Der Zweck der 2/3-Regelung ist es, ein gewisses Maß an Flexibilität bei der Planung der sportlichen Tätigkeit sowohl für die Spieler als auch die Klubs zu gewährleisten. Außerdem könnte, wie in der Rechtssache Lehtonen, der geordnete Ablauf von Wettkämpfen und die Vergleichbarkeit der Ergebnisse, als Argument vorgebracht werden. Dem ist aber entgegenzuhalten, dass die Integrität des Wettbewerbs auch ohne die 2/3-Regelung gewährleistet wird. Auf der anderen Seite sprechen einige Argumente gegen eine sachliche Rechtfertigung der Regelung. Als Schranken-Schranken ist das Grundrecht auf Erwerbsfreiheit (Art 15 GRC) zu nennen. Dieses ist ein besonders schützenswertes Grundrecht. Da ein Spieler auch nicht ewig als Profi tätig sein kann, wäre eine „Wartezeit“ von einem halben Jahr im Hinblick auf die Gesamtdauer einer Profikarriere und somit die sportliche Lebenserwartung des Spielers, meiner Meinung nach unverhältnismäßig. Auch die Qualität und der Marktwert des Spielers würden dadurch sinken.

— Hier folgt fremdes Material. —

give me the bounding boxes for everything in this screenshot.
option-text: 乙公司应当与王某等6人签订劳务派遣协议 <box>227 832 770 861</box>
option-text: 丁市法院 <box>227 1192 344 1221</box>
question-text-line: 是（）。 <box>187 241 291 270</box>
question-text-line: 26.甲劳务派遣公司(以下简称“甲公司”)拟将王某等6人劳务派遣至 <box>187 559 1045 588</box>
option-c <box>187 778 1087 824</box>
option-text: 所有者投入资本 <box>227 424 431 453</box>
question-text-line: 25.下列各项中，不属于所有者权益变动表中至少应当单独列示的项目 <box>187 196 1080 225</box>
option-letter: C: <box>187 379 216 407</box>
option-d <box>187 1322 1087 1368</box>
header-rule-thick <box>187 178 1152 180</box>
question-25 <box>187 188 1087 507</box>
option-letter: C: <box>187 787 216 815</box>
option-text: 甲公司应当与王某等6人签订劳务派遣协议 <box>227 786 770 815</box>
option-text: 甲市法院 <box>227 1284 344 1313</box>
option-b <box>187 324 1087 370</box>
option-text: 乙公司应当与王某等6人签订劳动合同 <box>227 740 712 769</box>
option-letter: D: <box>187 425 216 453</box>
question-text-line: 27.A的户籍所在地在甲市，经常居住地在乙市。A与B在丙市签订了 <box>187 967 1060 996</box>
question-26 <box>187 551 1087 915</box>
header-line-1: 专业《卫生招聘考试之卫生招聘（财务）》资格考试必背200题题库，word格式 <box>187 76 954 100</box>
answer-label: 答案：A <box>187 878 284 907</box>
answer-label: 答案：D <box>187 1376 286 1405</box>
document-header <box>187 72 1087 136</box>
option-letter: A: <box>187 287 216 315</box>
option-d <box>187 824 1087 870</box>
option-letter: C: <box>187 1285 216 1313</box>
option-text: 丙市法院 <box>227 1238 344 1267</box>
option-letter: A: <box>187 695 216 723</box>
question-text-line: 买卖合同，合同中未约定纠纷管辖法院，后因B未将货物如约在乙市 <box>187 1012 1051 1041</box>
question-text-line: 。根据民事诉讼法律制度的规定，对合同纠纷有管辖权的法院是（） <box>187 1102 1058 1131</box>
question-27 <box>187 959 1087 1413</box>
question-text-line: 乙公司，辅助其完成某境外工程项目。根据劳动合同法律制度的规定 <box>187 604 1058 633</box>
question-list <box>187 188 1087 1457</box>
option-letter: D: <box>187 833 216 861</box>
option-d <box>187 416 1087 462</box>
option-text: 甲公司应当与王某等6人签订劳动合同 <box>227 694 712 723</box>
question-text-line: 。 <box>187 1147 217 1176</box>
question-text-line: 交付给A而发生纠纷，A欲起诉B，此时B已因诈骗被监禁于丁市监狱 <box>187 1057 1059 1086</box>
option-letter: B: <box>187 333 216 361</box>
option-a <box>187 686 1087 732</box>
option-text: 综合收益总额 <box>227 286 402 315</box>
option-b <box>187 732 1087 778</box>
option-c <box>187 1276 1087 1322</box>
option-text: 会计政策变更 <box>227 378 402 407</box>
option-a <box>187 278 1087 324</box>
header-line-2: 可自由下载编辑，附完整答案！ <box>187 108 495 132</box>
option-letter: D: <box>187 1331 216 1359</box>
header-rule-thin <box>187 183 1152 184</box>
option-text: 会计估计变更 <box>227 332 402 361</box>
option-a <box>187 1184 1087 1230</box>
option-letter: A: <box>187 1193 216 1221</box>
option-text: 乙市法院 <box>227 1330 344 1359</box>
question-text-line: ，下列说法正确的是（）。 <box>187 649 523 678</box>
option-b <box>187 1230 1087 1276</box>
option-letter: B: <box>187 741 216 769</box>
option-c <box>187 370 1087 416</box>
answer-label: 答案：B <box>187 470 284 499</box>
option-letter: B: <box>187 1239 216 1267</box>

Folglich liegt kein zulässiger sachlicher Rechtfertigungsgrund für die Beschränkung der Arbeitnehmerfreizügigkeit vor. Zudem überwiegen die Interessen des einzelnen Profis (vor allem die Erwerbsfreiheit) deutlich. Daher wäre die 2/3-Regelung auch im Rahmen der Verhältnismäßigkeitsprüfung, bezüglich der Eignung und Erforderlichkeit, zu beanstanden. Im Ergebnis stellt die 2/3-Regelung mangels sachlicher Rechtfertigungsgründe eine unzulässige Beschränkung der europarechtlichen Arbeitnehmerfreizügigkeit dar, wodurch eine Anpassung des jetzigen FIFA-Transferreglement erforderlich ist. Eine möglichst zeitnahe Reform wäre zu begrüßen.